Until they heard the hissing.

It came from one end of the cabin. Some of the more brave (or possibly, as mobs usually are, likkered up) walked down there and got the scare of their lives when they found themselves staring into the blazing green eyes and open red mouth of the most enormous black cat they had ever seen in their lives.

Some would say later that it stood six feet high at the shoulder, and its teeth were long and sharp as daggers. It hissed and spat at them, and hunkered down as if to spring, its muscles rippling under its sleek black coat.

And the mob ran screaming back to their horses and wagons, some of them riding two to a horse, others running as fast as their two feet could carry them, away from the cabin and the cat. They could hear its yowls for a long way as they ran.
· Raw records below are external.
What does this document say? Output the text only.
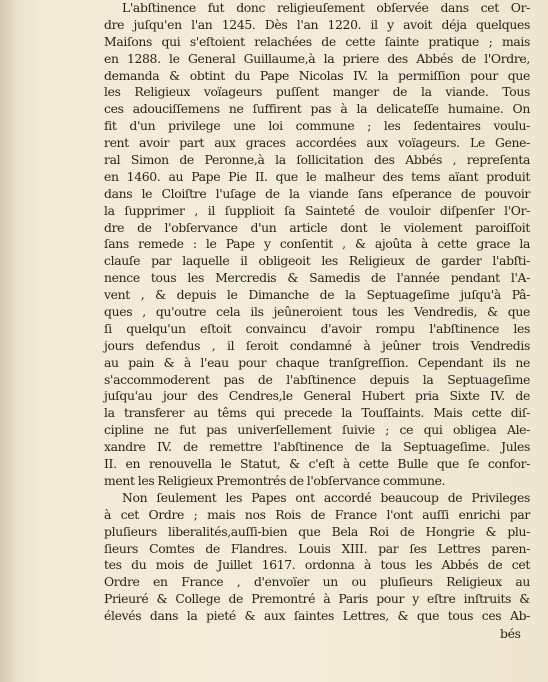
L'abſtinence fut donc religieuſement obſervée dans cet Or-
dre juſqu'en l'an 1245. Dès l'an 1220. il y avoit déja quelques
Maiſons qui s'eſtoient relachées de cette ſainte pratique ; mais
en 1288. le General Guillaume,à la priere des Abbés de l'Ordre,
demanda & obtint du Pape Nicolas IV. la permiſſion pour que
les Religieux voïageurs puſſent manger de la viande. Tous
ces adouciſſemens ne ſuffirent pas à la delicateſſe humaine. On
fit d'un privilege une loi commune ; les ſedentaires voulu-
rent avoir part aux graces accordées aux voïageurs. Le Gene-
ral Simon de Peronne,à la ſollicitation des Abbés , repreſenta
en 1460. au Pape Pie II. que le malheur des tems aïant produit
dans le Cloiſtre l'uſage de la viande ſans eſperance de pouvoir
la ſupprimer , il ſupplioit ſa Sainteté de vouloir diſpenſer l'Or-
dre de l'obſervance d'un article dont le violement paroiſſoit
ſans remede : le Pape y conſentit , & ajoûta à cette grace la
clauſe par laquelle il obligeoit les Religieux de garder l'abſti-
nence tous les Mercredis & Samedis de l'année pendant l'A-
vent , & depuis le Dimanche de la Septuageſime juſqu'à Pâ-
ques , qu'outre cela ils jeûneroient tous les Vendredis, & que
ſi quelqu'un eſtoit convaincu d'avoir rompu l'abſtinence les
jours defendus , il ſeroit condamné à jeûner trois Vendredis
au pain & à l'eau pour chaque tranſgreſſion. Cependant ils ne
s'accommoderent pas de l'abſtinence depuis la Septuageſime
juſqu'au jour des Cendres,le General Hubert pria Sixte IV. de
la transferer au têms qui precede la Touſſaints. Mais cette diſ-
cipline ne fut pas univerſellement ſuivie ; ce qui obligea Ale-
xandre IV. de remettre l'abſtinence de la Septuageſime. Jules
II. en renouvella le Statut, & c'eſt à cette Bulle que ſe confor-
ment les Religieux Premontrés de l'obſervance commune.
Non ſeulement les Papes ont accordé beaucoup de Privileges
à cet Ordre ; mais nos Rois de France l'ont auſſi enrichi par
pluſieurs liberalités,auſſi-bien que Bela Roi de Hongrie & plu-
ſieurs Comtes de Flandres. Louis XIII. par ſes Lettres paren-
tes du mois de Juillet 1617. ordonna à tous les Abbés de cet
Ordre en France , d'envoïer un ou pluſieurs Religieux au
Prieuré & College de Premontré à Paris pour y eſtre inſtruits &
élevés dans la pieté & aux ſaintes Lettres, & que tous ces Ab-
bés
Back in town, they were met with some skepticism. Some scoffed that surely it was only a black panther. Painters, as we still call them down home, could still be found in the southern mountains at the time, although they were not as common as they once were. The members of the mob were adamant: they had not seen a black painter. For one thing, the black painter didn’t live that was as huge as that cat. What they had seen was a devil cat, pure and simple. They said that Widow Jennings had either conjured that cat up from Hell itself, or she had cast a spell on her own black cat to give it a demonic appearance.

They continued to be suspicious of Widow Jennings to the end of her days, just as she went on bragging about her dealings with the dark side.

And although they were sometimes forced to make use of her skills, nobody ever tried to harm her, from then on. They didn’t want to chance running into that danged Devil Cat again.